A Brief Introduction to Unicode for Everybody

Published in

Daftcode Blog

10 min readApr 19, 2017

Have you heard of either Unicode or UTF? I can tell you that by reading this article you’re using UTF-8 right now (well, unless you have this text printed on paper). You may even have a subconscious feeling that this whole UTF is somehow related to the Unicode. Even if nothing rings a bell — don’t worry, I’ll explain everything soon. So what is this whole Unicode?

Spoilers alert: we’ll be talking about letters, so here is a photo of a typewriter — a clever device for making letters apear on paper

A look at the past

To have a good understanding of what Unicode is and why it exists, we have to look back on PCs history. Actually we have to look even further than the first computer you’ve ever used or seen. Let’s begin in the telegraph era.

For the sake of simplicity, let’s say that the telegraph works by sending letters from one machine to another (quite like the Internet). And to do this, it uses electricity. But how do you “send a letter” using something as simple as an electric signal, which either is “ON” or “OFF”? That’s what the Morse Code was for.

The very first encoding

I’m sure you know what the Morse Code is. A series of dots and dashes, or beeps and boops, somehow making sense to people who know it.

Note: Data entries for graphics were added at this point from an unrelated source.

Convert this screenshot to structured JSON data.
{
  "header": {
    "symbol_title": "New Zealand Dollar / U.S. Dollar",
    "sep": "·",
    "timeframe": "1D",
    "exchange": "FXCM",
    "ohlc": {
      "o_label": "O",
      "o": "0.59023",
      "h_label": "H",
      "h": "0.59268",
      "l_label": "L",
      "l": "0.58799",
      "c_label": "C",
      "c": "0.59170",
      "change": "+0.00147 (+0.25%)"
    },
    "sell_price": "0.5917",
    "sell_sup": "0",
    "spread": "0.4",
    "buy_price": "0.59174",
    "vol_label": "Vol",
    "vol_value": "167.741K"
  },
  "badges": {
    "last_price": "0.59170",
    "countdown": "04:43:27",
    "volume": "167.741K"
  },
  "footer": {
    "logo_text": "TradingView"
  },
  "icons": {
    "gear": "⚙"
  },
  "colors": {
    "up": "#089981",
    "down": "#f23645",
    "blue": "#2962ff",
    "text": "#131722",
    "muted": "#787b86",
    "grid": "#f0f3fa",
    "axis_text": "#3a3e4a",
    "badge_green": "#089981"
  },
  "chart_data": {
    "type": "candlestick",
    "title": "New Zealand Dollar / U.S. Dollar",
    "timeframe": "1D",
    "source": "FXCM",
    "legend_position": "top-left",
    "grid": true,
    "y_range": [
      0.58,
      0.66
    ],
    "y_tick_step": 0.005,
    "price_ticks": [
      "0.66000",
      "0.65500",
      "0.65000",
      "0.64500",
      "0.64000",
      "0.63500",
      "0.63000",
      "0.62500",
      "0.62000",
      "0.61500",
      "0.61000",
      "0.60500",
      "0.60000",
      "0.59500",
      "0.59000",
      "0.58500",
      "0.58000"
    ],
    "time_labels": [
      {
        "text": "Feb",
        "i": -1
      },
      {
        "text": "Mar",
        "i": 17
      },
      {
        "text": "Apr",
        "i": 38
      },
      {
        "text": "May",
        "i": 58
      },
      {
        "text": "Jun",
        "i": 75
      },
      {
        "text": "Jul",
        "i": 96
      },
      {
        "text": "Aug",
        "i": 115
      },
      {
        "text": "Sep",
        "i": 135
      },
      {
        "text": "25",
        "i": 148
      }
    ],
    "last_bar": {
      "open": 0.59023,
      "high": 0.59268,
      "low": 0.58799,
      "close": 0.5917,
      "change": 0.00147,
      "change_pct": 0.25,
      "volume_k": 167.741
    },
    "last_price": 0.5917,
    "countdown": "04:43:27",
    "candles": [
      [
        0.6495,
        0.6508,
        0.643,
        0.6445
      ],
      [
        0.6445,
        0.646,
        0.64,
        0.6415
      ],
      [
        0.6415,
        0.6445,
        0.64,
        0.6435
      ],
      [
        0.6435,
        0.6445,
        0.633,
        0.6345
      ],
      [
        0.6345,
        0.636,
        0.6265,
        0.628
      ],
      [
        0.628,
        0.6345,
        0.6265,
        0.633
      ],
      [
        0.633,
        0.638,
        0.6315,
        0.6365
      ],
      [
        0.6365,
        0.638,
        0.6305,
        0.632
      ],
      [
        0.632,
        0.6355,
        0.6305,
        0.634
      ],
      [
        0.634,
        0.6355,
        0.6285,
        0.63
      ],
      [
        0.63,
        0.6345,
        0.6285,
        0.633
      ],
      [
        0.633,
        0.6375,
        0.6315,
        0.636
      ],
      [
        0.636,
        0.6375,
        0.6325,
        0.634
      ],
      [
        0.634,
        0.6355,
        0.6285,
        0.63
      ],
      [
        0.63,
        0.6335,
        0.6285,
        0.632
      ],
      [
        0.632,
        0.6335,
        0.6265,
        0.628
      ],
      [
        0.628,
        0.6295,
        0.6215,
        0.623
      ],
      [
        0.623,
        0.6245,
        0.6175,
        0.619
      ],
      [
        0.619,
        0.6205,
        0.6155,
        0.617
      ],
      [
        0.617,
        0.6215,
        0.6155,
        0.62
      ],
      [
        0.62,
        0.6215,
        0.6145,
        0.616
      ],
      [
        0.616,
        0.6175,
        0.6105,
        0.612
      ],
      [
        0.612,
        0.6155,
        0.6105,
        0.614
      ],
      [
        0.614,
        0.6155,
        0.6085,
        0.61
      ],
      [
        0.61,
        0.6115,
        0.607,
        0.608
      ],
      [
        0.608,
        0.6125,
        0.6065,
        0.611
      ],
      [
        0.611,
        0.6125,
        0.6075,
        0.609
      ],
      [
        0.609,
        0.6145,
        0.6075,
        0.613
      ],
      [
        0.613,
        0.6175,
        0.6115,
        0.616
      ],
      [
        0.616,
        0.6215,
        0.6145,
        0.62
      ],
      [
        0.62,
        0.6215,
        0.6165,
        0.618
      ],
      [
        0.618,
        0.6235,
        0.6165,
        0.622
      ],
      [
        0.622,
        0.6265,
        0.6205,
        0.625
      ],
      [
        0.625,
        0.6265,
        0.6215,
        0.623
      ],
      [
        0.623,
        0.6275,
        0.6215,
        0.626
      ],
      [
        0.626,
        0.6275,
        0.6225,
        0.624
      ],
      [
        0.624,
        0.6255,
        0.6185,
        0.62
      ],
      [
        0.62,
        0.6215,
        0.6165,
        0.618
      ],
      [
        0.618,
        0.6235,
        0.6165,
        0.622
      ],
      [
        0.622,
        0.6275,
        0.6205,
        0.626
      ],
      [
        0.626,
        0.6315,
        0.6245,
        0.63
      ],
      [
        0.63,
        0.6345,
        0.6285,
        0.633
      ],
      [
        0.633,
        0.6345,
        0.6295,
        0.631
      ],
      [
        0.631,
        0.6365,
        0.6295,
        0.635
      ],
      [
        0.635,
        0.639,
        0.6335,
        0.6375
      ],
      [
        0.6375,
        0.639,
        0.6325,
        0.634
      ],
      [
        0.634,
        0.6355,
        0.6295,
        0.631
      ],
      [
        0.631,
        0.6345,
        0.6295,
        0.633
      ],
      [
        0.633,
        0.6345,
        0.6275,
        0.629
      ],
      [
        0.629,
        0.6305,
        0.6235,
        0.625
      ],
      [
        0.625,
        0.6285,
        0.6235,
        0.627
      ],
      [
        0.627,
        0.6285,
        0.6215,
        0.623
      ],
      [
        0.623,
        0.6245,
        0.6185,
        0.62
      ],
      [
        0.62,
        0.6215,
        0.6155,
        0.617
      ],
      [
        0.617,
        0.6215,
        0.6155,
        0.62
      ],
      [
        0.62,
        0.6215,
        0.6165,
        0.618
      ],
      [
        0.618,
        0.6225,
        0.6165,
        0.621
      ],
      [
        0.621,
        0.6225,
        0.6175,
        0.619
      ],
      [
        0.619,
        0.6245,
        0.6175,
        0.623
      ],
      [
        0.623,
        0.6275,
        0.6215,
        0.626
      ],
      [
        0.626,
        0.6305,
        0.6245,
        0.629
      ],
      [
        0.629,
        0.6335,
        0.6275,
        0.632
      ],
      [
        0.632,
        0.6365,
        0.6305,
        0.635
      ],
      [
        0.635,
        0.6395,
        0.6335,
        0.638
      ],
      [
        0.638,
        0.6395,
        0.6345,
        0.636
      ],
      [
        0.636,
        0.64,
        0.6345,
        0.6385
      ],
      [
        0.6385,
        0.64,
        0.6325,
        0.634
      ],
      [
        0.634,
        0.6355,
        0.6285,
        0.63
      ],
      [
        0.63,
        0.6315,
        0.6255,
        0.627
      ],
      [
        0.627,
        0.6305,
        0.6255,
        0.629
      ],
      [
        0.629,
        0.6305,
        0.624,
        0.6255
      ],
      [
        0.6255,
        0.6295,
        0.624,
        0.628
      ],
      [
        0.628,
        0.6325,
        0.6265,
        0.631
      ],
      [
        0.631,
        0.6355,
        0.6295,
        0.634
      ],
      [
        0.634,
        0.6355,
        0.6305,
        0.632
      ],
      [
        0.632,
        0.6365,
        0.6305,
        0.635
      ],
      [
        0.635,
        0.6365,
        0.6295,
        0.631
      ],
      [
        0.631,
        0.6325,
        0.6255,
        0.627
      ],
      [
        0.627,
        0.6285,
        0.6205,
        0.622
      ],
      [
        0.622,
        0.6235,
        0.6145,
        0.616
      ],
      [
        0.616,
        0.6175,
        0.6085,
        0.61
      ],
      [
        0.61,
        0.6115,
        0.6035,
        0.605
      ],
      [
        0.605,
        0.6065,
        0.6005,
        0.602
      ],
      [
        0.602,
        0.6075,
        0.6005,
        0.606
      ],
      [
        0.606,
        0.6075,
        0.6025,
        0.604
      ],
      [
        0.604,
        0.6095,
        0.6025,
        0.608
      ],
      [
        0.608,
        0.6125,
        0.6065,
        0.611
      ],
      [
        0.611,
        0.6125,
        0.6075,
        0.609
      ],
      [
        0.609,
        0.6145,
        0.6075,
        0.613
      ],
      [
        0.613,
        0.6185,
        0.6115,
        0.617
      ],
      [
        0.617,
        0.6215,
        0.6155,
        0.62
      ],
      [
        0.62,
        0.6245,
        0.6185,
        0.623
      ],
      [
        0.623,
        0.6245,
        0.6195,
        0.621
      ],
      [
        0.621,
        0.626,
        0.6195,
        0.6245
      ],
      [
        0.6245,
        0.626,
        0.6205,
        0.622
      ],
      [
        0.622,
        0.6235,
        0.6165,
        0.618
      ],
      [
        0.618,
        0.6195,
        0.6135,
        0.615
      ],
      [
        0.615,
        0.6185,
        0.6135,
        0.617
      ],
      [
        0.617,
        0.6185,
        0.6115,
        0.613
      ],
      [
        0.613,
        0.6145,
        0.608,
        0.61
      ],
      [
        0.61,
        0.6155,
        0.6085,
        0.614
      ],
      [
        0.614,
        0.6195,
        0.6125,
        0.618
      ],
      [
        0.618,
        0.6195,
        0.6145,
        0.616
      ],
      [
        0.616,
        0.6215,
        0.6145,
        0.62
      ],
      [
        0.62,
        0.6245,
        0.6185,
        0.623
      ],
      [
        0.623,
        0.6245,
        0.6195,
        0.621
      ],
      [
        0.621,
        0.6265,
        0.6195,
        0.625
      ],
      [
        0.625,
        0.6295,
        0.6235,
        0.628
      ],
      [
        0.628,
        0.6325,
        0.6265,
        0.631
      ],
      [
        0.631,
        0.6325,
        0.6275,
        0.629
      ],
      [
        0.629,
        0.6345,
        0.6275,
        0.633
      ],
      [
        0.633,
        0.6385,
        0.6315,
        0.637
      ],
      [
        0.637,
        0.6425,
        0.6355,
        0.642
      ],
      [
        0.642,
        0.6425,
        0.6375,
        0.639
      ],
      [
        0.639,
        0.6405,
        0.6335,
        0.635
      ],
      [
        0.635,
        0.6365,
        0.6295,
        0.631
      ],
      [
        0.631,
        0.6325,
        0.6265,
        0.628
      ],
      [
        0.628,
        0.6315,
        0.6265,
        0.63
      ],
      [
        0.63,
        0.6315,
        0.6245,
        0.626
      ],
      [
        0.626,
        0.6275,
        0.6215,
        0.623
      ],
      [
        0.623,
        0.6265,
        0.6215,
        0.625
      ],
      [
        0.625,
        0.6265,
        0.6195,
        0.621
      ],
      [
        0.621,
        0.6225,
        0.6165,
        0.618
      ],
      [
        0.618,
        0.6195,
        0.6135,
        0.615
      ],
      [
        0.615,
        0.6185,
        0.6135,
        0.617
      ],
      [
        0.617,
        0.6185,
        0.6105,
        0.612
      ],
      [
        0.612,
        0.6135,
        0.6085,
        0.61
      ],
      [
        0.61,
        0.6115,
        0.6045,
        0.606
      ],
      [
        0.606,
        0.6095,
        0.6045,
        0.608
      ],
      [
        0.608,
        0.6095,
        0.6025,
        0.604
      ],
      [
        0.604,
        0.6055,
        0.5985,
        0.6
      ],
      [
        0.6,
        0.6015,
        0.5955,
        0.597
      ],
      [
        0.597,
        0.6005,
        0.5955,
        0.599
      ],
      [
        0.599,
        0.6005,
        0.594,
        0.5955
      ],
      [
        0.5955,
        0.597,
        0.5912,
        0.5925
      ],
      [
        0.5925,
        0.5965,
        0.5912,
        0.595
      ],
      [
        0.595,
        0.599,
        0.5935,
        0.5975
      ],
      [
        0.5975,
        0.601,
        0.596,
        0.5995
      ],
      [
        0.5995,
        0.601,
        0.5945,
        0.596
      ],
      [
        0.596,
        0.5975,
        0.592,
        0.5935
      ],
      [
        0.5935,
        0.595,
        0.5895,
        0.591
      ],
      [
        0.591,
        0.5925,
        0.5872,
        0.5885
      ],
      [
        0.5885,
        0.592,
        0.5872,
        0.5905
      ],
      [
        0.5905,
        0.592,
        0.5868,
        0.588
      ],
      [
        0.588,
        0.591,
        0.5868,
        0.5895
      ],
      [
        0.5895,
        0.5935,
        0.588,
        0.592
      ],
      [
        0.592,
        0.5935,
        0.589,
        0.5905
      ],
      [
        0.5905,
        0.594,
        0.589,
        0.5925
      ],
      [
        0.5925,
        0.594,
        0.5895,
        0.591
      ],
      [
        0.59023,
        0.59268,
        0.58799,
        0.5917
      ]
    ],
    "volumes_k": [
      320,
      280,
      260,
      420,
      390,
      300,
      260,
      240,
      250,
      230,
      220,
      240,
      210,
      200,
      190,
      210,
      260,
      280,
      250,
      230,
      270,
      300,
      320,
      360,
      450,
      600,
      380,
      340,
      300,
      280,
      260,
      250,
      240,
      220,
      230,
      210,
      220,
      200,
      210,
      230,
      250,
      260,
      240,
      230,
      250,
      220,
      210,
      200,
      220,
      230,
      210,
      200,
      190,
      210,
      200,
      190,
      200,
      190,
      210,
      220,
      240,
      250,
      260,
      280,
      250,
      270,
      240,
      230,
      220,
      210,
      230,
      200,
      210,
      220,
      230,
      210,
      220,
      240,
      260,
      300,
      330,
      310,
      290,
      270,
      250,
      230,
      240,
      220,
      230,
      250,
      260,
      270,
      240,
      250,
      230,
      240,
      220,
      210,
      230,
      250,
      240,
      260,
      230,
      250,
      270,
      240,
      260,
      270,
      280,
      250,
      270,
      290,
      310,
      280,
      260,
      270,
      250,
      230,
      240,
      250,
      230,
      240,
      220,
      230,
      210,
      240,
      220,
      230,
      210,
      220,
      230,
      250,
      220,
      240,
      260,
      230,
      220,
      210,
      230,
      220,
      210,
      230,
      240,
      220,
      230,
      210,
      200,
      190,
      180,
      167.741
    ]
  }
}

-.. .- ..-. - -.-. --- -.. .

For example, if you know the Morse Code, you can read that the sequence above is “daftcode”. Otherwise you may be wondering what’s happening here. Well, the Morse Code is nothing more then a set of rules — or a code if you want:

a = .-
b = -...
c = -.-.
d = -..
e = .and so on

With these rules, you can change a text written with letters into text written with symbols — a process called encoding. And the good thing about the Morse Code is that it works both ways. You use the same rules (but the other way around) for decoding.

Now, it get’s clear how to send the text with a telegraph. First, you use the Morse Code to encode your message. Then you “beep” it with short and long signals, waiting between letters. This way the person on the other end can decode it using the very same Morse Code.

How do you show the Morse Code on a photo if not with a radio? (they didn’t actually do “beeps” using the microphone)

Fast-forward 100 years

We’re moving forward to the year 1960. But in the meantime, people have figured out how to encode telegraphs automatically. Now, all you need to communicate through electricity is a special device called the teleprinter. Think of it as a typewriter that can receive and type text sent by other people.

But it was hard to make it work using the Morse Code. You see, letters encoded with the Morse Code have a different length. For example, the letter “e” only uses 1 signal, while “b” needs 4 of them.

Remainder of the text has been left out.